Muni CEFs & Interest Rates

John Cole Scott, CEF Advisors:

The national muni market is about 100 funds and right now they’re trading at about an average 8 discount, based on last Friday’s data. And what we think about that, it’s only really been wider than that in the last couple of years, in the fourth quarter of 2013, when there was a lot of tax-loss selling and a lot of fear in the sector. So I’d say it’s a really good cheap access point to these funds. Right now yields are just over 6% on a federally tax free basis, based on the policies set by the boards. And durations right now have been trending down over the years to about an 8. But that includes the leverage impact, which is typically about a third of the assets for these funds, historically speaking.

Investius:

What perspective can you share with investors who might be concerned about rising rates because they own municipal closed-end funds?

Scott:

Well, there’s a couple of things you can do. So first off, you have to decide, do you think rates are actually going to go up. Personally, in my opinion, I think they will, sooner than later, but I’m not sure exactly when. But if that’s your belief, then you care more about things like that the leverage the fund is using is fixed versus variable... Because if it’s variable, you can have a bigger crimp in the income passing through to your portfolio, if rates are going up faster. And also you don’t care as much about the call risk. Remember all bonds mature or get called, or default, but that’s very low in the muni space. And if you don’t worry about the call risk, you can actually lean to funds that have a high call risk exposure, because you think rates are going up.

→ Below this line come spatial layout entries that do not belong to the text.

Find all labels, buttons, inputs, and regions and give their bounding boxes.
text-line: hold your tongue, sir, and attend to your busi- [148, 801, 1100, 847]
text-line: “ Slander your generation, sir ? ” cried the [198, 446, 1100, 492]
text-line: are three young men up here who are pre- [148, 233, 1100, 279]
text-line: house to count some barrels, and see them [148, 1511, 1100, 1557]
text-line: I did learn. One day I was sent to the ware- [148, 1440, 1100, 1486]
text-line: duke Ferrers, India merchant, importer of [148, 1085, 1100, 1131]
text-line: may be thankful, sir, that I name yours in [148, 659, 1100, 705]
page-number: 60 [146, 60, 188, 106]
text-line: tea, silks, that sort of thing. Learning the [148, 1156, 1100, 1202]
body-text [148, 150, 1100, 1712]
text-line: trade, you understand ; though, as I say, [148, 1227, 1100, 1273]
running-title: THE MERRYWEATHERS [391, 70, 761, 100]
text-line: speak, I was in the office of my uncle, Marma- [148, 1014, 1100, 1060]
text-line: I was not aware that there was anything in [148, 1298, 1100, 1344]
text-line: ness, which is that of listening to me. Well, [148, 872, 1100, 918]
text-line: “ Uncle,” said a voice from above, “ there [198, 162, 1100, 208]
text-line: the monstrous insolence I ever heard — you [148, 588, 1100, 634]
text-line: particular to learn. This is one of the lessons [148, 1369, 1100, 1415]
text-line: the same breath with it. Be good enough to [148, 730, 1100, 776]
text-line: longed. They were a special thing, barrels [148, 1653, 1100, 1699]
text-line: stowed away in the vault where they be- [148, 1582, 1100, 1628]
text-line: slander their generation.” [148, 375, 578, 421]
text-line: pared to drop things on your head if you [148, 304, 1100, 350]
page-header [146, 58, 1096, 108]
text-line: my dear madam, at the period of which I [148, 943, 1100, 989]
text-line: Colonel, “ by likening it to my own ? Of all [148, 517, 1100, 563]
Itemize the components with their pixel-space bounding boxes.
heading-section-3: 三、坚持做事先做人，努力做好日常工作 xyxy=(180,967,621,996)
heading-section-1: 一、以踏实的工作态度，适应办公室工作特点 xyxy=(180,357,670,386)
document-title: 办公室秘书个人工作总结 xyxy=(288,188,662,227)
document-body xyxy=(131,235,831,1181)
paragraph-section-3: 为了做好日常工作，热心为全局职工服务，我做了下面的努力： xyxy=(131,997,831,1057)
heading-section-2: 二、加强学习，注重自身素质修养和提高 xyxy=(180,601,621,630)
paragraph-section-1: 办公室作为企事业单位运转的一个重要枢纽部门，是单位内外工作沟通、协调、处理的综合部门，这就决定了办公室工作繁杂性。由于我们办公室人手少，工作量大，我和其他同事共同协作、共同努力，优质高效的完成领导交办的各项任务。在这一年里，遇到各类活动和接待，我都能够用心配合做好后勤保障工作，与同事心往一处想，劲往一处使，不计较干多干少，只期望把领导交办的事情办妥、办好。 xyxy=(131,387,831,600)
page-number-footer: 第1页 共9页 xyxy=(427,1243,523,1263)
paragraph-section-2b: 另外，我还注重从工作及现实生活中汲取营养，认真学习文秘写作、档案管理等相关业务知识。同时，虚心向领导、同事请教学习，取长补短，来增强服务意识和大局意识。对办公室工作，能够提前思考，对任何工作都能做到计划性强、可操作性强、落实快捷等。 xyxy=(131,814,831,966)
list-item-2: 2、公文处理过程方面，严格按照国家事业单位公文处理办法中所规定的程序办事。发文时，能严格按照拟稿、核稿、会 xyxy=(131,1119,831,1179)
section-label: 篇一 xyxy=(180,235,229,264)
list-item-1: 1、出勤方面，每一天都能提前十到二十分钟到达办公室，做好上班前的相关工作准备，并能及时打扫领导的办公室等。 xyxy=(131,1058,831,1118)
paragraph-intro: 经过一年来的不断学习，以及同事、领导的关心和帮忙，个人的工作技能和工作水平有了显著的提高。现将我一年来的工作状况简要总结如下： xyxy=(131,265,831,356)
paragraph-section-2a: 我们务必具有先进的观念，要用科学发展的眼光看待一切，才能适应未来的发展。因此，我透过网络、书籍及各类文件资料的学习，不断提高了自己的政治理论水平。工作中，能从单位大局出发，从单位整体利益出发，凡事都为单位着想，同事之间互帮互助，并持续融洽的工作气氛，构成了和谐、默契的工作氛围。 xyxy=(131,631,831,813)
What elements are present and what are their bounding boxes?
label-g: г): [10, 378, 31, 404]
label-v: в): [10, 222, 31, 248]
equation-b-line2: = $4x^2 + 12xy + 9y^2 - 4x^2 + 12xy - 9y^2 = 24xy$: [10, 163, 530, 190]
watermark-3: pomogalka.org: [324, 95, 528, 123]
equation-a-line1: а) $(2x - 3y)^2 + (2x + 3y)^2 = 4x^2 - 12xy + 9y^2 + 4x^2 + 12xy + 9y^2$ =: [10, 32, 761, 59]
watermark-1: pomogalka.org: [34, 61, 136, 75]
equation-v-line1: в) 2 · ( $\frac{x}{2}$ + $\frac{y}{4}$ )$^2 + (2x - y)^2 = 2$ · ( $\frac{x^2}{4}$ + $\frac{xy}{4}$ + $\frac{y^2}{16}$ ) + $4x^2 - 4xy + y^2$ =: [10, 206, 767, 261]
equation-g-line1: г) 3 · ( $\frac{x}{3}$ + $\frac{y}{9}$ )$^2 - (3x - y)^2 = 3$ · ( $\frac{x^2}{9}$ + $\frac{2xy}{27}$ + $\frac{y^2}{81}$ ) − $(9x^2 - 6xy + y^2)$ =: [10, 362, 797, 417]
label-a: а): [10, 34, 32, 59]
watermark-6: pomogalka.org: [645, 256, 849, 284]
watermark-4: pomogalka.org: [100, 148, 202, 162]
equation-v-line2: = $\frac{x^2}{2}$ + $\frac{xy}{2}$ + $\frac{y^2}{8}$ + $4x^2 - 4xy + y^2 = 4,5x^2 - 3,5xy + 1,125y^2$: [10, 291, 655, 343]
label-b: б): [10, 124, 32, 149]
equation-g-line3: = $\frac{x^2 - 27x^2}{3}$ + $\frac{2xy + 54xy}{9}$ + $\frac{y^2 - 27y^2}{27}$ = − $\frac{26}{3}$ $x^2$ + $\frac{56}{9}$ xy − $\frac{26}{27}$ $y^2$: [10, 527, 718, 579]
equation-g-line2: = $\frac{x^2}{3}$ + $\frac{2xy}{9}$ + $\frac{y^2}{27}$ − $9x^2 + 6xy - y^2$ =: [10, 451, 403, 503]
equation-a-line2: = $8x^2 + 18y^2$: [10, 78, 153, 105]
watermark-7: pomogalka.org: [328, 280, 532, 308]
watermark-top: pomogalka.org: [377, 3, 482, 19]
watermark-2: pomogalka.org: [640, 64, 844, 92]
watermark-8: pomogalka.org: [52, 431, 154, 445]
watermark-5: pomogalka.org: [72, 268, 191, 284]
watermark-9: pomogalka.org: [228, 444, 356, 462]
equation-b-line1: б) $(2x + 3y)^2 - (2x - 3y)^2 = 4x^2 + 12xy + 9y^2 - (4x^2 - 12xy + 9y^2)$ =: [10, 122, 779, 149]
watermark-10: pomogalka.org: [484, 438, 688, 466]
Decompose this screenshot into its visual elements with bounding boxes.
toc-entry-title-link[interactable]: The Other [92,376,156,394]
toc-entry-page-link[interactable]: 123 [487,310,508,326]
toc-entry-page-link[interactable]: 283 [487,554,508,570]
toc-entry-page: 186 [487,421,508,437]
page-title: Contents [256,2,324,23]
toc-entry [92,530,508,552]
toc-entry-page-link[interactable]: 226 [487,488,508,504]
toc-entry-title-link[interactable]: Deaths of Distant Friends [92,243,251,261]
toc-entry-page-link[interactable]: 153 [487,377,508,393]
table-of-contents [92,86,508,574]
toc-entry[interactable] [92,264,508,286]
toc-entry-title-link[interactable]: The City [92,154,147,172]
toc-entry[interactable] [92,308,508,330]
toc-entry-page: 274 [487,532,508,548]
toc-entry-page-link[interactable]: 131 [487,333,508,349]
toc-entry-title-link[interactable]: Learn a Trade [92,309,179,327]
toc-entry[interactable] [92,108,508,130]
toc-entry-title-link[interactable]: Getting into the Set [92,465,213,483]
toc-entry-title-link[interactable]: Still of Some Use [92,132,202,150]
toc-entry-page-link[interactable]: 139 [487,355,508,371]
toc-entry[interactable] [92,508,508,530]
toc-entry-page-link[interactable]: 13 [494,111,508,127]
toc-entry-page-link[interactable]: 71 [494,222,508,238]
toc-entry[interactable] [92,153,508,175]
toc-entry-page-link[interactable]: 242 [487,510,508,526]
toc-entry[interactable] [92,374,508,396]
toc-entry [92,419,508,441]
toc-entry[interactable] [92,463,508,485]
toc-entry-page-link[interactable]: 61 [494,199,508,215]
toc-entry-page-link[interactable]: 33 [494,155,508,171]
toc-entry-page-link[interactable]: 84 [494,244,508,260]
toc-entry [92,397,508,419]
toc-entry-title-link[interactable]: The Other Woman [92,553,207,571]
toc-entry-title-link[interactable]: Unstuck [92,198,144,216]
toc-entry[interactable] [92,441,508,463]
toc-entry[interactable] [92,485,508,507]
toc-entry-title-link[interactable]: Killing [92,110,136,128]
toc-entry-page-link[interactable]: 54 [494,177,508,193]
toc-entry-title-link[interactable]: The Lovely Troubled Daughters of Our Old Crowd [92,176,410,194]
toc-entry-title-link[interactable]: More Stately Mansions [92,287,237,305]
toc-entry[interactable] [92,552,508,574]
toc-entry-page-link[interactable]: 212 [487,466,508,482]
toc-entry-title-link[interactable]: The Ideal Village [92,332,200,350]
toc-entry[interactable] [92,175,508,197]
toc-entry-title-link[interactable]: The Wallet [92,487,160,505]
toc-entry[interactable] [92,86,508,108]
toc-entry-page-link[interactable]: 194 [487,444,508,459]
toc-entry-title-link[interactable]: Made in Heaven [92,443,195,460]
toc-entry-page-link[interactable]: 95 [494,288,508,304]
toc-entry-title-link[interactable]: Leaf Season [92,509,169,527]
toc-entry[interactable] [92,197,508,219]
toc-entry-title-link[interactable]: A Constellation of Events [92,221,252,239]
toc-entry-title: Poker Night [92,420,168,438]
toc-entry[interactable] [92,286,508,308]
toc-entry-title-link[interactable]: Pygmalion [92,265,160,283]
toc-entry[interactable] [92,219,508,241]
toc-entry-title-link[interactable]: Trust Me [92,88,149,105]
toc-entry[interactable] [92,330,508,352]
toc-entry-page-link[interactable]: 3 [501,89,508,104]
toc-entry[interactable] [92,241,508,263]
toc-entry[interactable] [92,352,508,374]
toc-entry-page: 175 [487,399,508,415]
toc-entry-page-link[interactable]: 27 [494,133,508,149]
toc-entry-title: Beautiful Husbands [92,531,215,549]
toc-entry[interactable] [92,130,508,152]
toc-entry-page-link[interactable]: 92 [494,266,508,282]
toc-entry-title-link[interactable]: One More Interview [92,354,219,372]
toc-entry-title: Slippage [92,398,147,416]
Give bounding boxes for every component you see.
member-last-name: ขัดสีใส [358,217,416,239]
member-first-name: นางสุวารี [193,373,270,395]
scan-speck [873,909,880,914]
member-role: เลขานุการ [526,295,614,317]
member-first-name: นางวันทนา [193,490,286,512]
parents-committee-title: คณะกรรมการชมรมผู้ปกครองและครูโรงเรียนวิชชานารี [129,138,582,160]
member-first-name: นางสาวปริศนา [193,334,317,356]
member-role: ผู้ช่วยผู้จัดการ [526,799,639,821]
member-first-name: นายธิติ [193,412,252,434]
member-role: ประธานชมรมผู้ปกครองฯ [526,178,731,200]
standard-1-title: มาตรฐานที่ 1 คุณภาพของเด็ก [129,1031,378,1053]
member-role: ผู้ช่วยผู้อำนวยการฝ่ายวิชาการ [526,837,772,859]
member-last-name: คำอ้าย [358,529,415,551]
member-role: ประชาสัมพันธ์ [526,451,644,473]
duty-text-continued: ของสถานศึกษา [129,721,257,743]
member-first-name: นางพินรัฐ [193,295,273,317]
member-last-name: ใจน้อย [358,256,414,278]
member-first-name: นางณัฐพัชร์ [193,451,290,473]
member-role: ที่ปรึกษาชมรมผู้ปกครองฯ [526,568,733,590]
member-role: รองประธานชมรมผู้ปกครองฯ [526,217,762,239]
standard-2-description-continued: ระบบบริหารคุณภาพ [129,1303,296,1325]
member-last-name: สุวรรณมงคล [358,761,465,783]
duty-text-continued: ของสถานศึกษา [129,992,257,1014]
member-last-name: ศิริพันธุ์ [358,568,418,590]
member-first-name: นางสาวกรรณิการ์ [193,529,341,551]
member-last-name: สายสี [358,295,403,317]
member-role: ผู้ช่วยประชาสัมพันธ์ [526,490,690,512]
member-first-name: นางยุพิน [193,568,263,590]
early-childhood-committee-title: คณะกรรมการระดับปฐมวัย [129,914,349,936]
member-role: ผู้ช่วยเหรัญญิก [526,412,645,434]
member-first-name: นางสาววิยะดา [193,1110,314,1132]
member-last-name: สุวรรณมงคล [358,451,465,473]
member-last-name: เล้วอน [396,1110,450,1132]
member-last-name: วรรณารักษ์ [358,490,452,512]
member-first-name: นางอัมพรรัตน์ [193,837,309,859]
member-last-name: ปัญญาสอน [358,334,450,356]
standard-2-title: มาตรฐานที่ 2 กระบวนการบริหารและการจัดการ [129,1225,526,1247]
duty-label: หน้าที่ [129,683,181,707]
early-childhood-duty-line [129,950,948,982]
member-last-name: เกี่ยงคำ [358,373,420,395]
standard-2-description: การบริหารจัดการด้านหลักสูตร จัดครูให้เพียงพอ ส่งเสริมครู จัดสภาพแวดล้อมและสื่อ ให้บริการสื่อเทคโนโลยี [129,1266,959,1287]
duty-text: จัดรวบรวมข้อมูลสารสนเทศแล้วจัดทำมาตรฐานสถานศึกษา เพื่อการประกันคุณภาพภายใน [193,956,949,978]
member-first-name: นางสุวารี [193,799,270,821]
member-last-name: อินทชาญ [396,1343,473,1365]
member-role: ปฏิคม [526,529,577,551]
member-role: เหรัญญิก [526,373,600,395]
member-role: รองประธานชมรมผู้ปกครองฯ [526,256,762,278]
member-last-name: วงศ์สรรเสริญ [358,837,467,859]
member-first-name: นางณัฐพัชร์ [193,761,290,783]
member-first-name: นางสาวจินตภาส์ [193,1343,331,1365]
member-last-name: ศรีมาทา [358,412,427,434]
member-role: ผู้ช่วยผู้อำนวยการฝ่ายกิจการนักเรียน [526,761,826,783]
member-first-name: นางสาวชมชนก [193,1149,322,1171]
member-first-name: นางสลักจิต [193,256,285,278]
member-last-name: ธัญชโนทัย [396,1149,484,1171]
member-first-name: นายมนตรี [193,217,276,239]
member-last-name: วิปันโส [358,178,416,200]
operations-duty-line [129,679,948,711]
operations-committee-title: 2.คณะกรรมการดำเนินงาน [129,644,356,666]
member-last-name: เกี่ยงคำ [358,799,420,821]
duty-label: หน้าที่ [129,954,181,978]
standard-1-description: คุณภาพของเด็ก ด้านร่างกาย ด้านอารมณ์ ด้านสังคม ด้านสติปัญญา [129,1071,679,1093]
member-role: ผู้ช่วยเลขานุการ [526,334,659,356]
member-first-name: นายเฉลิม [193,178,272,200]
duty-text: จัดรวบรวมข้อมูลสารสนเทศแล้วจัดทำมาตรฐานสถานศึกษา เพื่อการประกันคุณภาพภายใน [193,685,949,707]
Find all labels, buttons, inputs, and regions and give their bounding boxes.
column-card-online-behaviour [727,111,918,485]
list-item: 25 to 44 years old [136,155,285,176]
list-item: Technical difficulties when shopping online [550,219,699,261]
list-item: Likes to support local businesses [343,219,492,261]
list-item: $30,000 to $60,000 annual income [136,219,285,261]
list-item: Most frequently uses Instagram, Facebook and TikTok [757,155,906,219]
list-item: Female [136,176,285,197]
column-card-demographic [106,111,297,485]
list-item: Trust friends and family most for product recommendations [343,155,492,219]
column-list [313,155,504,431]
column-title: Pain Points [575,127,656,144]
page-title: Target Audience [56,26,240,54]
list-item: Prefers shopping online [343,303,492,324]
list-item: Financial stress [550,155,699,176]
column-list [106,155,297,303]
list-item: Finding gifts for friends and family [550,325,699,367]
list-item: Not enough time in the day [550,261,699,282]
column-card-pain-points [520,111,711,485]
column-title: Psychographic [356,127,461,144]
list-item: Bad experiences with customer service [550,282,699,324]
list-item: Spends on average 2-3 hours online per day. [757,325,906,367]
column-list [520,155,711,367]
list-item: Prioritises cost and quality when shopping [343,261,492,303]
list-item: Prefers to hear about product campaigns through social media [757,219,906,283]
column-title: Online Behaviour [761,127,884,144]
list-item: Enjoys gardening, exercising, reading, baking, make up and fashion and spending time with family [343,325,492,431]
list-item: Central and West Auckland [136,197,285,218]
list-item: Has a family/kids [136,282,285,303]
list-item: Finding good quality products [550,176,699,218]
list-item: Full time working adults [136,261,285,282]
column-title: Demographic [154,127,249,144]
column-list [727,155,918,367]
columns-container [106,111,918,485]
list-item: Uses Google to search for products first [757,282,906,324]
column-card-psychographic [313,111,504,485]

Now let’s backtrack. If you’re the other investor, who thinks rates are going to stay down for a longer period of time, and who knows what that will be. What you do is you look for things that have more variable leverage, because variable leverage for obvious reasons is cheaper, so it’d give you more yield now. And you do focus on the call risk, because if the rates stay low longer, there’ll be more replacement of future bonds at generally lower prices, based on having that call risk in the portfolio, in my opinion.

Investius:

What if you’re sitting on the fence and you are baffled and you have no idea what to do, because you’re not sure whether rates are going to go up, down, or stay the same?

Scott:

So if you’re not sure if rates are going to go up, down, or stay the same, I’d say what I think you need to do is I’d think about blending to a portfolio with a couple of different options in it… What we love thinking about is pick a diversified portfolio, different managers, different data points that can give you a more diversified outcome. So if you don’t know the answer, pick the middle. The middle is better than cash right now, in my opinion.